4 november


In Jeruzalem voor het Feest der Tabernakels

Er zijn zes maanden verstreken sinds het laatste Paschafeest, dat Jezus blijkbaar niet bijwoonde omdat Zijn leven gevaar liep. Maar nu de tijd nadert voor het jaarlijkse Feest der Tabernakels, dat aan het einde van september en het begin van oktober acht dagen lang gevierd wordt, vindt Jezus het kennelijk veilig genoeg om weer naar Jeruzalem te reizen. Het Feest der Tabernakels is een van drie nationale feesten (naast Pascha en het Pinksterfeest). Mannen zijn verplicht om bij dit feest aanwezig te zijn. Het feest is een herdenking van de historische reis door de woestijn toen de Israëlieten in tenten leefden. Daarom wonen de mensen tijdens het feest in geïmproviseerde hutten die van boomtakken worden gemaakt en staat het feest tevens bekend als het Loofhuttenfeest. In vroeger dagen werd het feest ook wel het Oogstfeest of het Inzamelingsfeest genoemd, omdat het gevierd werd nadat de oogst werd binnengehaald.
Al zullen enkele van Jezus' broers later leiders in de kerk worden, toch kunnen zij op dit moment nog niet bevatten dat hun broer de Messias is. Zij sporen Hem aan, schijnbaar op een bijna plagende manier, om naar Jeruzalem te gaan om het feest te vieren. Maar Jezus volgt hun advies niet op, waarschijnlijk omdat Hij zich realiseert dat hun bedoelingen niet oprecht zijn. Hij heeft Zijn eigen redenen om later in stilte naar Jeruzalem te gaan en vertelt hun daarom dat Zijn tijd nog niet gekomen is. Nadat zij vertrokken zijn, volgt Jezus hen, maar pas na een tijdje gewacht te hebben.
Wanneer Jezus eindelijk in Jeruzalem aankomt, zal Hij de religieuze leiders die zich daar verzameld hebben onderwijzen en uitdagen. Voor de Joden is dit een tijd van gemengde gevoelens. Sommigen willen Jezus laten arresteren, terwijl anderen door Zijn onderricht en wonderbaarlijke daden overtuigd zijn dat Hij de Messias is.

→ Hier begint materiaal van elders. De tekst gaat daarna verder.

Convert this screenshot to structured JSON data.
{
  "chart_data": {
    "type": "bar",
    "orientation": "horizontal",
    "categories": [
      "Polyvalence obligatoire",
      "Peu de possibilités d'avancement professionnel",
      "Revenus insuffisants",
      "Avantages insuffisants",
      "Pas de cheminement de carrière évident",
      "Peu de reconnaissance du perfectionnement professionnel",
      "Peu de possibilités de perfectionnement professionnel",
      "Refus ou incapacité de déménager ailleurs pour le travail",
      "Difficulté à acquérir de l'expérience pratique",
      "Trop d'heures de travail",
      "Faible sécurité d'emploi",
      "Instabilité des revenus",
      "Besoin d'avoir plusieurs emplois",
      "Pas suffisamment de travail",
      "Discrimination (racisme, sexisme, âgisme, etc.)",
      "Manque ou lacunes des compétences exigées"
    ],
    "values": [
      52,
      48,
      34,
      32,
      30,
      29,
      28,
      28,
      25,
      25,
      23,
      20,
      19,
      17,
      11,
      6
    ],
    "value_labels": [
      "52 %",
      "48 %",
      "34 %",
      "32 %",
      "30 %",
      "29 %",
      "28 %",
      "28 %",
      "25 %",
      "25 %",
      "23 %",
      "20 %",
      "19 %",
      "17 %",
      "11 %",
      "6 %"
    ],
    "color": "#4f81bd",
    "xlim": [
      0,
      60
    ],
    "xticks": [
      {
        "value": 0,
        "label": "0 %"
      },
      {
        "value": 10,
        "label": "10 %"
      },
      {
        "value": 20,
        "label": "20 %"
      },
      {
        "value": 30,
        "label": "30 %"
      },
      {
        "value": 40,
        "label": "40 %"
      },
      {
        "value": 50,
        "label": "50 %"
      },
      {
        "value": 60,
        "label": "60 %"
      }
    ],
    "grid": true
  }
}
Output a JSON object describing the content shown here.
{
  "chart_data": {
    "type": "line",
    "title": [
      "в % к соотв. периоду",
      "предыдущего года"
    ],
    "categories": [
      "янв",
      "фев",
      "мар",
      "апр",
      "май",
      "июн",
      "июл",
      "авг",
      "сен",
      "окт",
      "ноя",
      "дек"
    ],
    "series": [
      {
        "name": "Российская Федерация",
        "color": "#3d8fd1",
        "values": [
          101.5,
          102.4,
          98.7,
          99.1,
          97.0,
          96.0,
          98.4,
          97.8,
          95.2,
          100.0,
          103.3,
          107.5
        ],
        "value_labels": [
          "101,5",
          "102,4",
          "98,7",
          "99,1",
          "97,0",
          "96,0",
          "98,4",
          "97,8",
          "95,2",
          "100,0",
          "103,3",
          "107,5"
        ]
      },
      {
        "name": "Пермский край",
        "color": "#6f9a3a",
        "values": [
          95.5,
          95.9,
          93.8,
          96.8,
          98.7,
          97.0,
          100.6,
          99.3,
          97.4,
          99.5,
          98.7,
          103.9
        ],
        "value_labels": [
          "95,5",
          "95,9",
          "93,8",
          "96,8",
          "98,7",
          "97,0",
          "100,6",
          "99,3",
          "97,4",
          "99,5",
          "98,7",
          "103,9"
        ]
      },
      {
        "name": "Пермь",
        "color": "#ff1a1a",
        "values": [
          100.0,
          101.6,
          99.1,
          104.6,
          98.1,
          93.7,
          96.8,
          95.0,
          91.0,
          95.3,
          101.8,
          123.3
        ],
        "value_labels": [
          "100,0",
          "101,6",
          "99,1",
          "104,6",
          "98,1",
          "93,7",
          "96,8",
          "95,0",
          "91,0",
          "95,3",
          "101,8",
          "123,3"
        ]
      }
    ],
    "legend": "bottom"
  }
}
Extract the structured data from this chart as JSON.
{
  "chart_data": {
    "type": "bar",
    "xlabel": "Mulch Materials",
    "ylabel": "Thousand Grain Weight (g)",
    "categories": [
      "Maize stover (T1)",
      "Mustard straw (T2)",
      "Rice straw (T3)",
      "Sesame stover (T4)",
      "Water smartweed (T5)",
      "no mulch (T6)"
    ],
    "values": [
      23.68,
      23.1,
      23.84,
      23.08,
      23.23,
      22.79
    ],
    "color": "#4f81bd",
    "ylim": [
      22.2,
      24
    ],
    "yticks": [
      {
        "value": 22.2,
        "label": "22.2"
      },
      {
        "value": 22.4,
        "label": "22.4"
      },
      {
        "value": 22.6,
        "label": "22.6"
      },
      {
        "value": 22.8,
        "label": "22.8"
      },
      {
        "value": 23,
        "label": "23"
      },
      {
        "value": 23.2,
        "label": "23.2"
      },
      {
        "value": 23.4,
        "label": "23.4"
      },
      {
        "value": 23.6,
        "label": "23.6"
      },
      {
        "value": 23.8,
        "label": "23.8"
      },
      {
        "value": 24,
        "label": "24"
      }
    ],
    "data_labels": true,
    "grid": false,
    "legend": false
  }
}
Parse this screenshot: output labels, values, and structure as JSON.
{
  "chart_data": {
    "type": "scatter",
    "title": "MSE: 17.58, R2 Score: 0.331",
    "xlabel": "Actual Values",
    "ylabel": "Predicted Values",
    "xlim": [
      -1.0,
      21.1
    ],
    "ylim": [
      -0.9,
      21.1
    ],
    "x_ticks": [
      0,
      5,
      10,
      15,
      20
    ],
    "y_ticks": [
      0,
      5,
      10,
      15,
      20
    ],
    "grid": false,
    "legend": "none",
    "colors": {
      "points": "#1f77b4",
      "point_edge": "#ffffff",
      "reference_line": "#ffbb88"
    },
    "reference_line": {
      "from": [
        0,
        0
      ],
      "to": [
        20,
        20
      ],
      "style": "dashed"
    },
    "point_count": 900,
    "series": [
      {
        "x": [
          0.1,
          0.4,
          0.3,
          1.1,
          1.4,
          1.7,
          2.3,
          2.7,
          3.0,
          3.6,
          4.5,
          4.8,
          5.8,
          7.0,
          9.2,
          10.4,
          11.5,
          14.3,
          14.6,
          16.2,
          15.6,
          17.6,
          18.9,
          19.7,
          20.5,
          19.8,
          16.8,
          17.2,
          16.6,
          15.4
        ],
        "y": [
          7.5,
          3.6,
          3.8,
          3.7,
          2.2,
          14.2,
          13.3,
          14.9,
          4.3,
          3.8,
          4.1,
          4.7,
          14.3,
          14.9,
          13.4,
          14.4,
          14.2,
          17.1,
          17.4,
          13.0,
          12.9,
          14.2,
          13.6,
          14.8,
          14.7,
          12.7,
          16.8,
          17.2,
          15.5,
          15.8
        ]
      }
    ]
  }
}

Joh. 7:2-9 - Kapernaüm (sept./okt., 29 n.C.)
BROERS PLAGEN JEZUS. Het liep tegen de tijd van het Loofhuttenfeest. Daarom zeiden Zijn broers tegen Hem: "U moet hier niet blijven. Ga naar Judea; dan kunnen Uw volgelingen daar ook zien wat voor geweldige dingen U doet. Wie bekend wil worden, kan niet achter de schermen blijven. Als U werkelijk zo groot bent, laat het dan aan de wereld zien." Want ook Zijn broers geloofden niet dat Hij de Christus was.
Jezus antwoordde hun: "Het is mijn tijd nog niet. Jullie kunnen gaan wanneer je wilt, want de wereld kan jullie niet haten. De wereld haat Mij omdat Ik haar beschuldig van slechte dingen. Gaan jullie maar naar het feest. Ik ga nog niet omdat mijn tijd nog niet is aangebroken." En Hij bleef in Galilea, zoals Hij had gezegd.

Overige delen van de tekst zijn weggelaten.